Additionally, when selecting the electrical parameters for a specific problem, it is imperative to consider the degree of connectivity associated with each node within the graph. When the graph is unbalanced, as in graph F from Fig. 5 where certain nodes have as few as 2 connections and others as many as 4, our findings suggest that reaching the best solution becomes more complex or unattainable. On the other hand, establishing a more even distribution of connections within the graph, as seen in graph G where most nodes have 3 or 4 connections, facilitates the identification of acceptable circuit parameters, ultimately leading to successful convergence towards the optimal solution.

We have demonstrated how the dynamic behavior of coupled VO2 oscillators can be harnessed to solve complex optimization problems, including Graph Coloring, Max-cut, and Max-3SAT problems. Our approach involves the development of task-specific mappings from the Ising Hamiltonian formulation to our network of relaxation oscillators, with up to nine crossbar VO2 devices. Through our experimental findings, we show that the system achieves stability in less than 25 oscillation cycles, indicating the potential for faster time execution of extensive parallel computations using large-scale networks of interconnected oscillators25,46. Using sub-harmonic injection locking, we binarize the solution provided by the oscillators into two distinct phase groups, corresponding to “spins up” and “spins down” in the Ising formulation of Max-cut and Max-3SAT problems. We demonstrate that graphs exhibiting high connection density (η > 0.4) when mapped onto our VO2 network tend to converge more readily towards their optimal solution due to the typically smaller spectral radius of the equivalent adjacency matrix.

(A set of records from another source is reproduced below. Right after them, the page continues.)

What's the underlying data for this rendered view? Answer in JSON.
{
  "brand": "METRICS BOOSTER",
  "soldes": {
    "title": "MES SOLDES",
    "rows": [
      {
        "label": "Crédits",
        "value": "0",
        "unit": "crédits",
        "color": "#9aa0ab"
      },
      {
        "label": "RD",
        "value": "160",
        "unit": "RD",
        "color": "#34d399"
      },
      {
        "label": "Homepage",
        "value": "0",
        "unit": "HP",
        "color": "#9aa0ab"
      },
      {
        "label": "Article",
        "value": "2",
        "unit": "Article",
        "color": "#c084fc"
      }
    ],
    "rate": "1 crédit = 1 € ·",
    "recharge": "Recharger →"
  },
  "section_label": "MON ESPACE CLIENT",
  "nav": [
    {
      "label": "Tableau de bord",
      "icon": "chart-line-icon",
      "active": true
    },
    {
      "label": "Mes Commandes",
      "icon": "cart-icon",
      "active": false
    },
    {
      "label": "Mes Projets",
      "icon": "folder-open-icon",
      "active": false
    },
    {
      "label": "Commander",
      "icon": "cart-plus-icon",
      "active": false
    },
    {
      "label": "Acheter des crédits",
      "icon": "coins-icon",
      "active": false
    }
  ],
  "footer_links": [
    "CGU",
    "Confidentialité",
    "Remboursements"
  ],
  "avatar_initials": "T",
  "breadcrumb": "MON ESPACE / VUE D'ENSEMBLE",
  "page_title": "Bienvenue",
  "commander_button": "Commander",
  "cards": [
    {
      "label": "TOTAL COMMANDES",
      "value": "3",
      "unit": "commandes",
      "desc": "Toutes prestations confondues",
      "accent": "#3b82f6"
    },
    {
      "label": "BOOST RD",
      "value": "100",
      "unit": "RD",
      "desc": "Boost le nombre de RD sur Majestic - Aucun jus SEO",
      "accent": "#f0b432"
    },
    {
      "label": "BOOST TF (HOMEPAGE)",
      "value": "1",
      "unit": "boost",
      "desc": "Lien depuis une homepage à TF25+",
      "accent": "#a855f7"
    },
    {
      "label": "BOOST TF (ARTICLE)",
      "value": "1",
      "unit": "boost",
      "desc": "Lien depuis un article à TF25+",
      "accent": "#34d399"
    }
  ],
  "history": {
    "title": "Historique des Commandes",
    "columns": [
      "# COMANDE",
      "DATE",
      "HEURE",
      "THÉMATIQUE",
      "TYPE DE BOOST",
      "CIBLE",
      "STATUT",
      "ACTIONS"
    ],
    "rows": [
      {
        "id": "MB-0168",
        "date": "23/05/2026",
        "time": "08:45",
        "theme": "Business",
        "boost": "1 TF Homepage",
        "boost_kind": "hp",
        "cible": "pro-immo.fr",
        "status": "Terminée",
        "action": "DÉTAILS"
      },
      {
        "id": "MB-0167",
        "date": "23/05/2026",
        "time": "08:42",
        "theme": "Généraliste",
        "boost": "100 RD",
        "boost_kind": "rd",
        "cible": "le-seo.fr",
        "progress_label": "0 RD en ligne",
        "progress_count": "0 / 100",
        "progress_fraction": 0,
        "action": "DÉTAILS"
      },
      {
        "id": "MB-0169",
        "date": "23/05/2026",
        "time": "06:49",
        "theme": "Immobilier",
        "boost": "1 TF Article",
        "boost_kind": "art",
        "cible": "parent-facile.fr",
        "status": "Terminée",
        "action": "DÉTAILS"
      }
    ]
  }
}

The proposed architecture offers a high degree of configurability, enabling the emulation of associative neural network capabilities without the requirement of complete all-to-all connectivity50,51. This versatility and configurability are advantageous for addressing problems that demand specialized solutions, as they exhibit varying levels of complexity and inter-unit connectivity15,20. The compact nature of the VO2 oscillators, connected via nanoscale memristive synaptic and resistive units (positive coupling) or capacitors (negative coupling), as demonstrated in this study, highlights the ease with which practical hardware implementations can be realized to build customizable analog solvers. Their intrinsic physical characteristics embedding memory and computation on the same platform can tackle complex optimization tasks, a feat that has proven inefficient through traditional digital computing15,39. These oscillators constitute foundational building blocks for application-specific functions, offering the potential for seamless integration on a CMOS-compatible medium to address multifaceted technological challenges across industries.